Science Explains Why Women Love To Roll Their Eyes
???
If you’re a woman, you know that delivering a perfectly timed eye roll can feel nothing short of transcendent. Annoying roommate tries to throw some passive aggressive shade your way? Eye roll it off, baby, nothing can touch you.
Here’s the crazy part, though: science suggests that women started eye rolling as an evolutionary means of asserting our dominance over other women. Uh, what? This is not what I was expecting — definitely thought we developed this as a defense mechanism to scare off overly persistent suitors.
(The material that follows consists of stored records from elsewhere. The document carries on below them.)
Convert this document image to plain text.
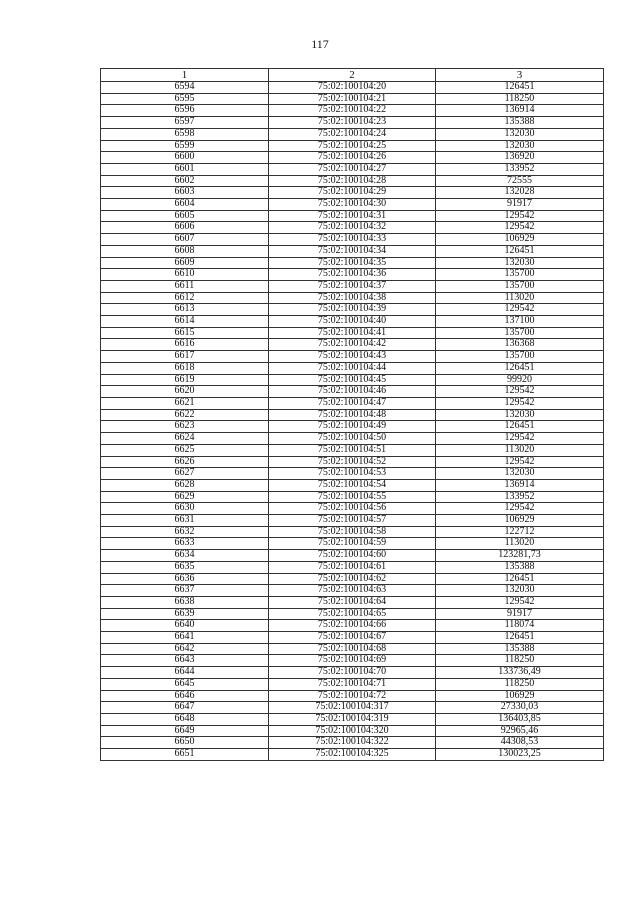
117
1	2	3
6594	75:02:100104:20	126451
6595	75:02:100104:21	118250
6596	75:02:100104:22	136914
6597	75:02:100104:23	135388
6598	75:02:100104:24	132030
6599	75:02:100104:25	132030
6600	75:02:100104:26	136920
6601	75:02:100104:27	133952
6602	75:02:100104:28	72555
6603	75:02:100104:29	132028
6604	75:02:100104:30	91917
6605	75:02:100104:31	129542
6606	75:02:100104:32	129542
6607	75:02:100104:33	106929
6608	75:02:100104:34	126451
6609	75:02:100104:35	132030
6610	75:02:100104:36	135700
6611	75:02:100104:37	135700
6612	75:02:100104:38	113020
6613	75:02:100104:39	129542
6614	75:02:100104:40	137100
6615	75:02:100104:41	135700
6616	75:02:100104:42	136368
6617	75:02:100104:43	135700
6618	75:02:100104:44	126451
6619	75:02:100104:45	99920
6620	75:02:100104:46	129542
6621	75:02:100104:47	129542
6622	75:02:100104:48	132030
6623	75:02:100104:49	126451
6624	75:02:100104:50	129542
6625	75:02:100104:51	113020
6626	75:02:100104:52	129542
6627	75:02:100104:53	132030
6628	75:02:100104:54	136914
6629	75:02:100104:55	133952
6630	75:02:100104:56	129542
6631	75:02:100104:57	106929
6632	75:02:100104:58	122712
6633	75:02:100104:59	113020
6634	75:02:100104:60	123281,73
6635	75:02:100104:61	135388
6636	75:02:100104:62	126451
6637	75:02:100104:63	132030
6638	75:02:100104:64	129542
6639	75:02:100104:65	91917
6640	75:02:100104:66	118074
6641	75:02:100104:67	126451
6642	75:02:100104:68	135388
6643	75:02:100104:69	118250
6644	75:02:100104:70	133736,49
6645	75:02:100104:71	118250
6646	75:02:100104:72	106929
6647	75:02:100104:317	27330,03
6648	75:02:100104:319	136403,85
6649	75:02:100104:320	92965,46
6650	75:02:100104:322	44308,53
6651	75:02:100104:325	130023,25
Let me break it down for you: In 2013, Tracy Vaillancourt of the University of Ottawa published a paper explaining that a woman’s survival is directly linked to the survival of her offspring. As a species, women often avoid engaging in tactics involving direct aggression in order to protect our physical well-being, so we can continue to be there for our kids. Instead, women lash out in less overt ways and rely on “indirect aggressions” — i.e. criticizing someone’s appearance, spreading rumors and, of course, the classic eye roll.
Evolutionary scientists suggest these indirect aggressions evolved to help women attract and secure a mate. If a woman came face to face with a “competitor” (for instance, a seemingly more attractive female,) she could easily reinforce her status as a boss bitch with a mere flicker of her eyes. All of a sudden, high school makes so much more sense.
Vaillancourt’s research also suggests that when it comes to eye rolls, women are more sensitive than men, stating that they can “trigger our fight-or flight-system.”
To be honest, it grosses me out that the eye roll may have evolved from an innate female desire to vie for male attention. But I can’t lie, I’ll always love a nasty eye roll. Roll on, babes.